À l’heure où les médias imprimés sont confrontés à des défis sans précédent partout au pays et où les journaux locaux disparaissent à un rythme alarmant, le fait que cette année marque le 140e anniversaire de THE EQUITY est un exploit remarquable.

Le premier journal à être publié au Canada fut le Halifax Gazette, dont la première édition parut le 23 mars 1752. Au cours des 150 années suivantes, des centaines de journaux, grands et petits, furent fondés à travers le pays pour relayer les nouvelles locales, nationales et internationales, influencer l’opinion ou représenter des causes spécifiques. Rien qu’au Québec, en 1900, il existait 182 journaux différents, dont 17 quotidiens et plus de 100 publications hebdomadaires. Le premier journal du Pontiac, The Pontiac Advance, était un tabloïd hebdomadaire publié par James Thomas Pattison de 1872 à 1913 à Bryson, le chef-lieu du comté à l’époque.

C’est là que deux jeunes amis de Fitzroy Harbour, John Cowan et Henry Thomas Smith, apprirent leur métier de journalistes.

Comme c’était courant à l’époque, les journaux reflétaient ouvertement leurs tendances politiques. Le Advance était un journal libéral qui, il s’avéra, n’était pas

adapté aux vues plus conservatrices de Cowan et Smith. Ainsi, en 1883, les deux hommes quittèrent le Advance pour fonder leur propre journal, THE EQUITY, avec l’intention de soutenir ce que l’on appelait encore souvent le Parti libéral-conservateur, précurseur de l’actuel Parti conservateur du Canada.

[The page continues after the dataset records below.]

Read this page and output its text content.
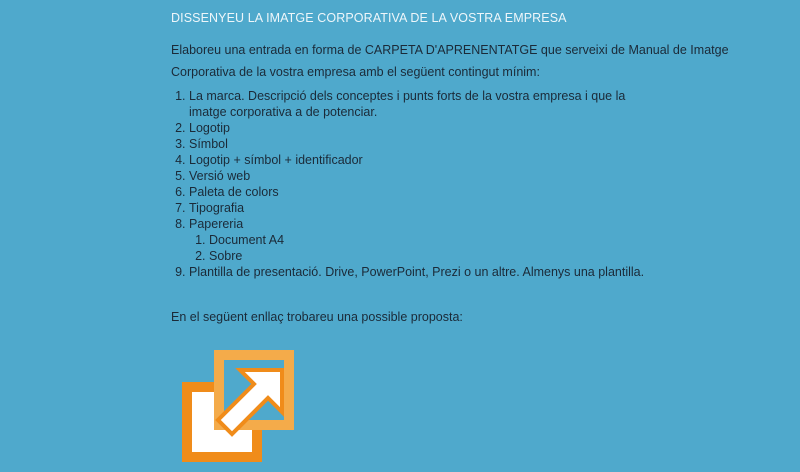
DISSENYEU LA IMATGE CORPORATIVA DE LA VOSTRA EMPRESA
Elaboreu una entrada en forma de CARPETA D'APRENENTATGE que serveixi de Manual de Imatge Corporativa de la vostra empresa amb el següent contingut mínim:
1. La marca. Descripció dels conceptes i punts forts de la vostra empresa i que la imatge corporativa a de potenciar.
2. Logotip
3. Símbol
4. Logotip + símbol + identificador
5. Versió web
6. Paleta de colors
7. Tipografia
8. Papereria
1. Document A4
2. Sobre
9. Plantilla de presentació. Drive, PowerPoint, Prezi o un altre. Almenys una plantilla.
En el següent enllaç trobareu una possible proposta:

Le premier numéro de THE EQUITY fut publié le 7 juin 1883, également à Bryson. C’était un hebdomadaire qui paraissait le jeudi, avec des abonnements coûtant un dollar par an à l’avance, ou 1,50 $ à crédit. THE EQUITY se voulait un journal résolument local, évitant les grandes questions nationales qui occupaient les publications plus importantes, pour se concentrer plutôt sur les intérêts du Pontiac. Dans leur numéro inaugural, les éditeurs originaux informèrent leurs lecteurs que « les questions n’ayant aucun lien immédiat avec les affaires de notre comté ou de notre province, et avec lesquelles nous ne prétendons pas être familièrement familiarisés, recevront l’attention que nous jugerons prudent de leur accorder ».

Quatre ans plus tard, en octobre 1888, les bureaux et la presse de THE EQUITY furent déménagés à Shawville pour des raisons que les propriétaires « jugèrent . . .

expédientes dans les meilleurs intérêts » du journal. L’année suivante, Smith déménagea à Ottawa pour occuper un poste au gouvernement fédéral. Cowan resta rédacteur en chef, travaillant sans relâche à cette tâche jusqu’à sa mort le 4 octobre 1931.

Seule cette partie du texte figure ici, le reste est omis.